This past weekend I saw Eric Church perform in Philadelphia. This was my first time seeing him live and his performance was exceptional. In fact, it was one of the best concerts I’ve seen in a while. It made me start thinking about what differentiates great live performers from the bad ones…
The characteristics that make a musician a great at live performer can also help a business provide stellar customer experiences; please let me explain. When you think of the best concerts that you’ve been to, chances are they followed these rules:
- Know the audience
- Be authentic
- Be consistent
- Make the experience personal and memorable
- Thank the audience (be humble)
Know the Audience
Great performers understand what the audience wants to hear and they create anticipation and excitement throughout the play list. It’s easy to know which songs are the favorites, in comparison to the less popular ones. Any live performing musician that leads off with a fan favorite, grabs the audience right away.
In business, understanding your audience has profound implications for your marketing strategy and beyond. From the perspective of developing your content and SEO strategy, it helps you answer vital questions such as:
- Who are your customers?
- What are their most urgent concerns?
- What factors are they focused on in terms of making a buying decision?
This information helps you decide what strategy will reach the audience most effectively on every point from design and copy to keyword research and content deployment.
For those of you who have never heard of Eric Church, his style is a mix of country and rock-and-roll. His style is authentic. So let’s define an authentic musician…With so many classifications and no common center, musicians do not need to play by the rules laid down by genre categories. What matters instead, is the power of creativity, great songwriting, and a unique sound. A creative musician can join rap with steel guitar, electronic beats with acoustic guitar, without thereby becoming an inauthentic rap, country, electronica, or folk musician. One is instead a good rap-country-electronica-folk musician, or, as Springsteen would probably have it, just a good musician. Speaking of which, Eric Church has a tribute song to Bruce Springsteen, which I’ll come back to in a little while.

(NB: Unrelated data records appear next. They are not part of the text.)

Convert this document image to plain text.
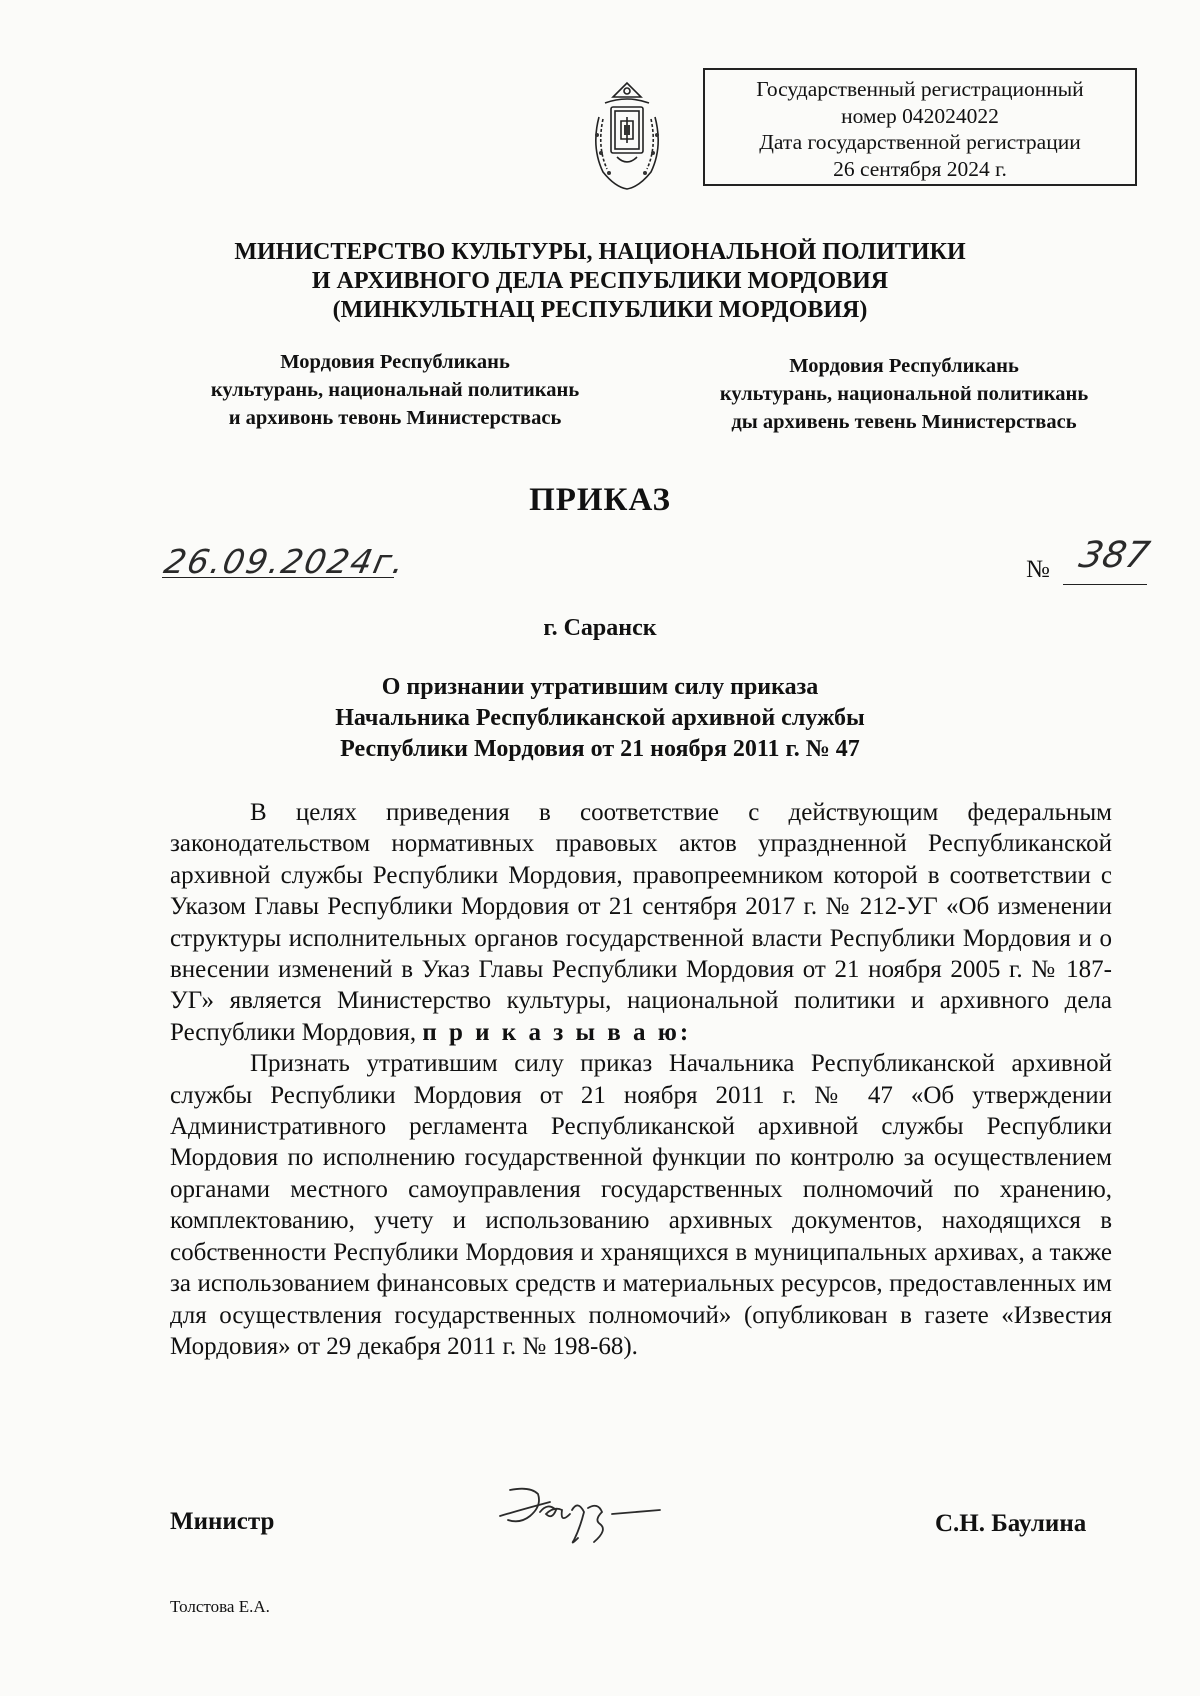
Государственный регистрационный
номер 042024022
Дата государственной регистрации
26 сентября 2024 г.
МИНИСТЕРСТВО КУЛЬТУРЫ, НАЦИОНАЛЬНОЙ ПОЛИТИКИ
И АРХИВНОГО ДЕЛА РЕСПУБЛИКИ МОРДОВИЯ
(МИНКУЛЬТНАЦ РЕСПУБЛИКИ МОРДОВИЯ)
Мордовия Республикань
культурань, национальнай политикань
и архивонь тевонь Министерствась
Мордовия Республикань
культурань, национальной политикань
ды архивень тевень Министерствась
ПРИКАЗ
26.09.2024г.	№ 387
г. Саранск
О признании утратившим силу приказа
Начальника Республиканской архивной службы
Республики Мордовия от 21 ноября 2011 г. № 47

В целях приведения в соответствие с действующим федеральным законодательством нормативных правовых актов упраздненной Республиканской архивной службы Республики Мордовия, правопреемником которой в соответствии с Указом Главы Республики Мордовия от 21 сентября 2017 г. № 212-УГ «Об изменении структуры исполнительных органов государственной власти Республики Мордовия и о внесении изменений в Указ Главы Республики Мордовия от 21 ноября 2005 г. № 187-УГ» является Министерство культуры, национальной политики и архивного дела Республики Мордовия, п р и к а з ы в а ю:

Признать утратившим силу приказ Начальника Республиканской архивной службы Республики Мордовия от 21 ноября 2011 г. № 47 «Об утверждении Административного регламента Республиканской архивной службы Республики Мордовия по исполнению государственной функции по контролю за осуществлением органами местного самоуправления государственных полномочий по хранению, комплектованию, учету и использованию архивных документов, находящихся в собственности Республики Мордовия и хранящихся в муниципальных архивах, а также за использованием финансовых средств и материальных ресурсов, предоставленных им для осуществления государственных полномочий» (опубликован в газете «Известия Мордовия» от 29 декабря 2011 г. № 198-68).

Министр	С.Н. Баулина
Толстова Е.А.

Organizations that are truthful in their business positioning and authentic in their brand pursuits neither undersell, or oversell their products and services. For these organizations, a logo is more than a decoration; it is their flag, their company crest, their reason for getting out of bed in the morning.
Authenticity speaks volumes. Brands that tell a genuine, honest story resonate with people. People believe in honest brands and people are the ones who really define a company brand…not the company itself.
When you listen to music, you come to expect a certain quality of sound. If you go to a concert and the musician sounds nothing like the music that you’ve been listening to, you’re leaving that concert unhappy. Even worse, what if you go to a concert and the performer is lip syncing? (cough…Milli Vanilli)
Bruce Springsteen said that “Sustaining an audience is hard…it demands a consistency of thought, of purpose, and of action over a long period of time.” He was talking about his route to music stardom, but his words are just as applicable to the world of customer experience. Consistency may be one of the least inspirational topics for most managers. But it’s exceptionally powerful. Further, any organization that is trying to provide exceptional customer experiences must have consistency throughout all touch-points with a customer. It is what customers expect and if they don’t get that experience, they are moving on to a competitor.
Make the Experience Personal and Memorable
How many times have you been at a concert where the performer changes the words to reference the city they’re performing in? It is a small detail, but in doing so, they are personalizing the song. For instance, at the Eric Church concert he changed the lyrics of Springsteen from “Like a soundtrack to a July Saturday night” to “Like a soundtrack to an October Saturday night in Philly.” He then, launched into the song “Streets of Philadelphia” (by Bruce). The song went from being his, to being OURS.
When organizations are truly customer centric, they make the experience personal and memorable. When that happens, they turn customers into fans. Incredible customer service isn’t enough today; you need a more personal, human connection with your customer in order to really make their experience a great one.
Here is the video if you want to take a look & listen:
*the sound quality isn’t the best, because it was an amateur recording, but you’ll get the idea.
Thank the Audience (be humble)
When thinking about the last concert that you went to, did the performer thank you for being there? How many times? Great performers understand that they are able to do what they love, because of the supporting audience. It is a simple concept, saying thank you, but how often do we hear it? When we do, it is refreshing and the great performers give sincere thanks…and put on a great show to extend that thanks (they aren’t just going through the motions, they really want to perform for the fans that support them).
In business things move faster now than ever before. Organizations that take the time to thank their customers set themselves apart and let their customers know that they are important to their business…vitally important.
With that being said, THANK YOU for reading and I welcome your comments!